The graphic novel chooses to capture this confusion, portraying a naive youthfulness beset by concepts she should not have experienced yet. At different points in her young life she would applaud the use of violence and torture, at other times she would be terrified of the things humans are capable of doing to each other. She questions God, her parents, and later in life when she leaves Iran, her own identity.
The second section of Persepolis follows Satrapi’s life after she leaves Iran at the age of fourteen, a decision made by her parents to give her opportunities that women living under the regime would not have. It is during this period of her life that she builds on her early learning — having been encouraged to read extensively since she was a child. She discovers nihilism and other philosophies (most of which leave her unimpressed), embracing feminism through the works of writers like Simone De Beauvoir. For the first time, she begins to explore who she is as a woman.

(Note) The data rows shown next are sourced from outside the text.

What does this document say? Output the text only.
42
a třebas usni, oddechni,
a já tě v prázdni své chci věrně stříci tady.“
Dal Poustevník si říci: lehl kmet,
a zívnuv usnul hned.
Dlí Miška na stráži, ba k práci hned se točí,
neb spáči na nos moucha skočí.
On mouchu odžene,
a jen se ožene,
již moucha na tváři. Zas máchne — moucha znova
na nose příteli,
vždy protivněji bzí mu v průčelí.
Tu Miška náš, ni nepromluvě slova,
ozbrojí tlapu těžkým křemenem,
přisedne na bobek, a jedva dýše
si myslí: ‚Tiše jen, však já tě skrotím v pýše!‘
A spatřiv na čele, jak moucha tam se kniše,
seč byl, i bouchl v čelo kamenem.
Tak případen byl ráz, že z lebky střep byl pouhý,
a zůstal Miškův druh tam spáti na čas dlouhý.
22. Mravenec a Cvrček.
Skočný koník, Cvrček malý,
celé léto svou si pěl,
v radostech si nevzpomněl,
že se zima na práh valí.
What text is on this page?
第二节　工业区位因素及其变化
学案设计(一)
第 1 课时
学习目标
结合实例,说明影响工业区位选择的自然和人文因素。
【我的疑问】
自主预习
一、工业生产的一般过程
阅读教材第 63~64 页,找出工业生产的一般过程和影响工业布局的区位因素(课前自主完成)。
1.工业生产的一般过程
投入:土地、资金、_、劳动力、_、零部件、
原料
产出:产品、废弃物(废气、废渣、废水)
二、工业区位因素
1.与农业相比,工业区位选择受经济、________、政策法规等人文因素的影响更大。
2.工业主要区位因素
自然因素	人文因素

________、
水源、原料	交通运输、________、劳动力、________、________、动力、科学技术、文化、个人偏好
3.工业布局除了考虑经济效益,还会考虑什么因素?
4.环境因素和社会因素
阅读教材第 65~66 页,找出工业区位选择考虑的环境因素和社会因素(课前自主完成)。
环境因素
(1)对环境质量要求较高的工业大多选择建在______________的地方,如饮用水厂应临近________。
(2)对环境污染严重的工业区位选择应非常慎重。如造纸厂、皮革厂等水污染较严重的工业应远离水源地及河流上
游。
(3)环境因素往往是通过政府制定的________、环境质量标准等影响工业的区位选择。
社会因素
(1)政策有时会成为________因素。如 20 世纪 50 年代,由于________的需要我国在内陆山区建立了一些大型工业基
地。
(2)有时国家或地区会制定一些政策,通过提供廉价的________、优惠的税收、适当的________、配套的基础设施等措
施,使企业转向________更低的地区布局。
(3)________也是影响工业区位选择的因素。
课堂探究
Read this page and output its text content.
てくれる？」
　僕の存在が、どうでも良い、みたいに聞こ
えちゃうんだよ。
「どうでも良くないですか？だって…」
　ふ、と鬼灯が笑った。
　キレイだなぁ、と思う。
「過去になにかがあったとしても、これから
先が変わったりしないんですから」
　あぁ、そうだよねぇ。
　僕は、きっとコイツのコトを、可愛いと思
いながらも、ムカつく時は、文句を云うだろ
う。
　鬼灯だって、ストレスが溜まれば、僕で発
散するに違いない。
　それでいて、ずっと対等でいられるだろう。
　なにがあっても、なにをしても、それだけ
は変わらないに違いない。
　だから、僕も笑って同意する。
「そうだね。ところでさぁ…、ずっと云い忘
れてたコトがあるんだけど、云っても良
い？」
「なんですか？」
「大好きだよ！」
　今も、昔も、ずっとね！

Nothing is held back in this process of self-discovery, from her experiments peeing standing up to the harrowing recollections of prejudice and homelessness.
It is Satrapi’s willingness to share her vulnerability, and even her fallibility, that makes Persepolis such an unforgettable experience. This intimacy of detail combines with Satrapi’s transparency in such a way as to bring the reader into her life story.
This accessibility is the most extraordinary part of the graphic novel. Satrapi’s autobiography contains the cultural trauma of an entire nation, yet the reader never feels alienated. With charming and expressive character designs the journey is full of visual storytelling. The language is always simple and concise, letting the shocking or heartbreaking moments in the story speak for themselves. One moment, when Satrapi leaves her parents at the airport and turns around to see that her mother has fainted from grief, is described only by the words “it would have been better to just go.”
By following the story of one woman, the reader is given insight into events they likely would have no other way of fathoming. It is one thing to read a history book, it is quite another to be given a window into the life of a family, the soul of a conflict.